Als Beispiel nennen die Forscher das Abbrennen von Tropenwäldern zur Vergrößerung landwirtschaftlicher Nutzflächen: Dies erhöhe den CO2-Gehalt in der Atmosphäre – und die zusätzlichen Treibhausgase tragen zum globalen Temperaturanstieg bei. „So wird der Schaden für die Wälder auch zum Schaden für die Klimastabilität.“ Der Temperaturanstieg könne wiederum den Druck auf die Tropenwälder und die Landwirtschaft weiter erhöhen. „Die daraus resultierende Verstärkung der Effekte ist erheblich“, so die Forscher. Mögliche Kipppunkte im Erdsystem wurden dabei noch außen vor gelassen. Darin würden noch zusätzliche Risiken liegen, so könnte sich etwa der Amazonas-Regenwald ab einer bestimmten Schwelle nicht-linear und relativ rasch verändern.
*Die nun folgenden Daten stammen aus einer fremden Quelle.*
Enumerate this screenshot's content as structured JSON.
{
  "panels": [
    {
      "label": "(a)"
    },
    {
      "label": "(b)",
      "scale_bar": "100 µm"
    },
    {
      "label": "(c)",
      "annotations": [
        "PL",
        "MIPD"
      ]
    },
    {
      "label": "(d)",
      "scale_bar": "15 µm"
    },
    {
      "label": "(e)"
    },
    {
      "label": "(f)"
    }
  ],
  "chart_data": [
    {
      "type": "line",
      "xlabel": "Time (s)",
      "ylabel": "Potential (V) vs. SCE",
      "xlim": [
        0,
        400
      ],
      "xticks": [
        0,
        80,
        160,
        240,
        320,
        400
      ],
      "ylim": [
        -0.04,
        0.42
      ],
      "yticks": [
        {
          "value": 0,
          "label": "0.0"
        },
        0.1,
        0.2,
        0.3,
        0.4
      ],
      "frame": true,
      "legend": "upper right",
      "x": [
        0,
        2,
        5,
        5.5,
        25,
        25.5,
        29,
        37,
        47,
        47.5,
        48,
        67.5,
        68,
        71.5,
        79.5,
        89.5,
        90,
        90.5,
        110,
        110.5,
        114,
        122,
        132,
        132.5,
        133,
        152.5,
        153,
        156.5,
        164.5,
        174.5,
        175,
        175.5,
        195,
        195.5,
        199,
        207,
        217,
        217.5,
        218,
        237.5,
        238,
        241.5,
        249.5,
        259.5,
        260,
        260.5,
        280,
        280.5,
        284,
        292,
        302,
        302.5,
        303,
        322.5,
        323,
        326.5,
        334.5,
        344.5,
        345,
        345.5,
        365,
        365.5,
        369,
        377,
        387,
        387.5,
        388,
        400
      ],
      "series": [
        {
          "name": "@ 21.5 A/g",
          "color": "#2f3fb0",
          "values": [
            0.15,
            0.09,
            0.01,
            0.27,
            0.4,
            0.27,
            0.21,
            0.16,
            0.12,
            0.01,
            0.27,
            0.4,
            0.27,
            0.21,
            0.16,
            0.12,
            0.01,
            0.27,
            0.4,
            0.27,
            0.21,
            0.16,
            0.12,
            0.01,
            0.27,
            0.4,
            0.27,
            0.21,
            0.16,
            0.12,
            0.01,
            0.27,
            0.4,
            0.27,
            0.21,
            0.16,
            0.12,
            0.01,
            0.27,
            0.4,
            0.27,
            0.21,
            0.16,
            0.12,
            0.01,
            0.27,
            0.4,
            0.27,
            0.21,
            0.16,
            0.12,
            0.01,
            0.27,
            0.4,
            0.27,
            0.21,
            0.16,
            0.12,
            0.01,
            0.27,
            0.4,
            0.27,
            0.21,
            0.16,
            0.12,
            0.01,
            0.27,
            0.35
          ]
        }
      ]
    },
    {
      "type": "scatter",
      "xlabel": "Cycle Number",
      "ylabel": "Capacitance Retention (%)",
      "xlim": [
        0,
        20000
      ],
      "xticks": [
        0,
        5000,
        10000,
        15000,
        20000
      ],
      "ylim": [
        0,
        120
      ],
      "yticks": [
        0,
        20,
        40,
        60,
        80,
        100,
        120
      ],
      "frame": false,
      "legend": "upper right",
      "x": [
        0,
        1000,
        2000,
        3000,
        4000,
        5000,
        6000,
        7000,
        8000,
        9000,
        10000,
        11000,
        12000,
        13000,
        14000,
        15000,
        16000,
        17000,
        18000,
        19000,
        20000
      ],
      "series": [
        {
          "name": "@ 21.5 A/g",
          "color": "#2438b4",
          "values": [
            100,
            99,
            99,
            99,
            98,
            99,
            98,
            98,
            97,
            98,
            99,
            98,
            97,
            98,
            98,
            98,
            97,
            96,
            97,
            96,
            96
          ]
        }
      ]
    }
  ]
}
Enge Wechselwirkungen zwischen planetaren Grenzen

Wie der Direktor des Potsdam-Instituts für Klimafolgenforschung und Mitautor der Studie, Johan Rockström, erklärte, habe die Studie gezeigt, dass zwischen den einzelnen planetaren Grenzen sehr enge Wechselwirkungen bestehen. Der Klimawandel und der Erhalt der Natur seien für mehr als die Hälfte der kombinierten Wirkungen in diesem Netzwerk verantwortlich. „Das zeigt, wie fatal eine Destabilisierung dieser beiden sein kann“, so Rockström. „Die daraus resultierenden Kaskaden und Rückkopplungen verstärken die menschgemachten Veränderungen des Erdsystems und verkleinern damit den sicheren Handlungsraum für unsere Kinder und Enkelkinder.“

Johan Rockström.
Johan Rockström.

© Soeren Stache/dpa

In den Forschungsergebnissen stecke aber auch eine gute Nachricht für Entscheider in der Politik: „Wenn wir den Druck auf eine planetare Grenze reduzieren, wird dies in vielen Fällen auch den Druck auf andere planetare Grenzen verringern“, so PIK-Direktor Rockström. Nachhaltige Lösungen könnten einander verstärken: „Das kann eine echte Win-Win-Situation sein.“

Die neue Studie baut auf den bahnbrechenden Studien zum Konzept der planetaren Grenzen auf, die 2009 und 2015 erschienen. Hier wurden neun kritische Systeme identifiziert, die den Zustand des Planeten regulieren. Dabei handelt es sich um den Klimawandel, biogeochemische Ströme (insbesondere von Stickstoff und Phosphor), Landnutzungsänderungen, Süßwassernutzung, Aerosolbelastung, Ozonabbau, Versauerung der Ozeane, Verlust der Biosphärenintegrität einschließlich der biologischen Vielfalt, und Einführung neuartiger Substanzen wie toxischer Chemikalien und Kunststoffe.